図表2は、2005年3月期から2009年3月期の5期分にわたるFOIの主要な業績データをまとめたものです(FOIの財務データについては、上場に際して提出された、新株式発行並びに株式売出届出目論見書において開示されていたものを使用しています)。
図表2からわかるように、2005年3月期の売上高は31億3900万円であったのに対して、2009年3月期には118億5600万円にまで急増しています。また、同期間における経常利益は8300万円から20億1600万円に、当期純利益(当期純損失)はマイナス200万円から5億3000万円に増加しています。
これらの損益計算書(以下、P/L)上のデータによれば、FOIの売上高および利益は順調に伸びており、業績には問題がないように見受けられます。
キャッシュ・フローに映し出された「苦しい経営実態」
一方、キャッシュ・フローのデータについてはどうでしょうか。事業運営により獲得したキャッシュ・フローを表す「営業活動によるキャッシュ・フロー」(以下、営業CF)は、2008年3月期にマイナス39億9600万円、2009年3月期にはマイナス35億5100万円と、2期連続で赤字になっています。
「投資活動によるキャッシュ・フロー」(以下、投資CF)も2期連続で赤字のため、営業CFと投資CFの合計である「フリー・キャッシュ・フロー」(以下、FCF)も赤字となっています。
その結果、FOIではキャッシュが不足している状況が続いており、その穴埋めを財務活動によるキャッシュ・フロー(以下、財務CF)によって行なっています。本記事では詳細を記載していませんが、連結キャッシュ・フロー計算書によれば、FOIは2008年3月期および2009年3月期に長期借入金や株式の発行などにより資金調達を行なっています。このキャッシュの不足をIPO(株式の新規上場)により解消したいというのが、FOIを上場へと駆り立てた要因の1つだったと言えそうです。
以上の主要な業績データによれば、P/L上のFOIの業績は好調で、優良な成長企業と言えそうですが、キャッシュ・フロー計算書のデータからは、かなり苦しい資金繰りの実態が浮かび上がってきます。

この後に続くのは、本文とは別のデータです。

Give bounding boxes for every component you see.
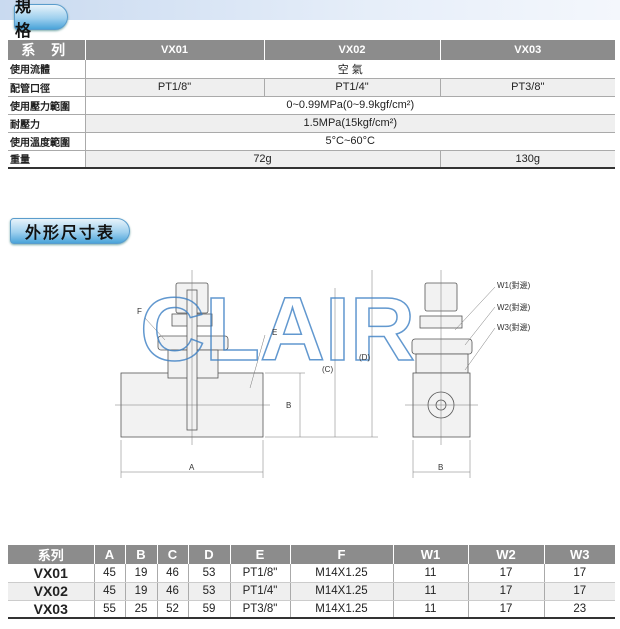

このP/L上の業績(損益)とキャッシュ・フローのギャップこそが、粉飾決算を見抜くうえで「何かがおかしい」と感じるべきポイントなのです。
粉飾決算によってP/Lはお化粧されているので、損益の数字をきれいに見せることができていますが、キャッシュ・フローにはFOIの真実の姿が映し出されています。
損益に比べてキャッシュ・フローは粉飾しにくいという特徴があります。そのため、FOIのように粉飾決算を行なっている場合、P/L上の損益から見える企業の姿とキャッシュ・フローから見える企業の姿の間に差が生じてくるのです。この点を見逃さないようにすることが重要です。